À la suite de cette note, et pendant que nous en sommes à transcrire des documents, voici la traduction littérale du programme qui nous fut distribué avant-hier. L’on y lira avec intérêt, outre le sujet de la pièce, le nom des hommes du hameau de Stalden qui en ont rempli tous les rôles, y compris ceux de femmes. De ces hommes illettrés et novices comme sont des montagnards, plusieurs ne savent pas même lire, mais à force de patientes répétitions, qui, à partir du mois de mars, ont occupé les veillées du printemps et les loisirs des grands jours, ils sont parvenus, sous la direction du curé et du vicaire, à savoir, à dire, à déclamer leur rôle avec une sorte d’emphase plutôt encore énergique et solennelle que recherchée ou désagréable. Voici ce programme, qui est écrit dans un allemand un peu vieilli.

Rosa de Tannenbourg
représentation en 4 actes, jouée sur un théâtre rustique
dans la commune de Stalden
le 4 et le 5 septembre 1842
le matin à 9 heures.

Rosa était fille d’un chevalier souabe du nom d’Edelbert de Tannenbourg. Depuis la mort prématurée de sa mère Mathilde, elle vivait sage et paisible, dans la terre de Tannenbourg, auprès de son père, lequel avait été blessé dans une guerre sanglante. Kühnrich, un fier et terrible chevalier de la même contrée, l’avait connu dans sa jeunesse à la cour du duc ; plus tard, il s’était rencontré à la guerre avec Edelberf, et il pensait avoir été offensé par lui en quelque occasion de peu d’importance.
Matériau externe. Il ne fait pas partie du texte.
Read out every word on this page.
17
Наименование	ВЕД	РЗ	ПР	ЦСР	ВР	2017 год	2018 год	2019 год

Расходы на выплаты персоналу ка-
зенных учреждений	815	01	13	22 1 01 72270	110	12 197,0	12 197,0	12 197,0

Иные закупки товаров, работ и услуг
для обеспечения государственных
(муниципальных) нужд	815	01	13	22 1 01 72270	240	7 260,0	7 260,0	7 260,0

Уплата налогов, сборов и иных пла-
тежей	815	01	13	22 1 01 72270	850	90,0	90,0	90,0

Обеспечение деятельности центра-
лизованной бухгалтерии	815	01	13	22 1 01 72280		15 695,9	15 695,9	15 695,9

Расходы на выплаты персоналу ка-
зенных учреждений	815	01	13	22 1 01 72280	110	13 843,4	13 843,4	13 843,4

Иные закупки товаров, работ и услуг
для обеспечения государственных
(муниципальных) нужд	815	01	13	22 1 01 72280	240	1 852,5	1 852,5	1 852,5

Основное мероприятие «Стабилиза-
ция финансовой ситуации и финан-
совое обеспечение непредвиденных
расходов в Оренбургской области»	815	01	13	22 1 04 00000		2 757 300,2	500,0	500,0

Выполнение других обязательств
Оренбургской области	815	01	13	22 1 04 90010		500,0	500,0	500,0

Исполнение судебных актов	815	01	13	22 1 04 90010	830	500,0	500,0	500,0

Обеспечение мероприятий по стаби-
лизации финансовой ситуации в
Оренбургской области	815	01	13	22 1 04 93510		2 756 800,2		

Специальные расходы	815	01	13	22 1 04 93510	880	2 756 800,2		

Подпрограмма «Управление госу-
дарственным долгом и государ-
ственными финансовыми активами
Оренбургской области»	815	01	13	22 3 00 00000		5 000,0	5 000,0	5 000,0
Ayant appris par les perfides complices de ses vengeances que le chevalier Edelbert vivait seul dans son château de Tannenbourg, il y pénétra tout armé, enchaîna l’infortuné Edelbert et ses deux plus fidèles serviteurs, et il les emmena dans son château de Fichtenbourg pour les y laisser languir jusqu’à la mort. Rosa, arrachée à sa demeure paternelle, s’enfuit, abandonnée à la protection de Dieu. Après avoir parcouru, seule et orpheline, sa sombre vallée de Tannen, elle trouva enfin un vieux charbonnier nommé Burkhard qui lui offrit avec charité un misérable asile. C’est là que Rosa passa quelque temps, songeant en elle-même au moyen d’adoucir la douloureuse captivité de son père.

Enfin il s’offrit une occasion pour Rosa d’entrer au service du geôlier de Fichtenbourg. La noble fille, cachée sous les vêtements qu’elle avait portés chez le charbonnier, supporta les mauvais traitements et l’humeur grossière de la femme du geôlier, et elle parvint enfin jusque dans la prison de son père, dont les souffrances furent allégées en quelque degré par les tendres soins de Rosa. Celle-ci, obéissante aux conseils du vieillard, fit du bien même à leur cruel ennemi, et elle sauva au péril de sa vie le jeune Eberhard, fils de Kühnrich, qui s’était laissé choir dans un puits. Sur ces entrefaites, le terrible chevalier s’étant engagé avec plusieurs de ses compagnons d’armes dans une guerre contre un prince voisin, les amis d’Edelbert voulurent profiter de cette circonstance pour le délivrer. Mais leur entreprise ne réussit point. Kühnrich, de retour de la guerre, et encore plus irrité qu’auparavant contre Edelbert, à cause de la tentative de ses amis, résolut de se débarrasser de lui, et le jour de son exécution fut fixé.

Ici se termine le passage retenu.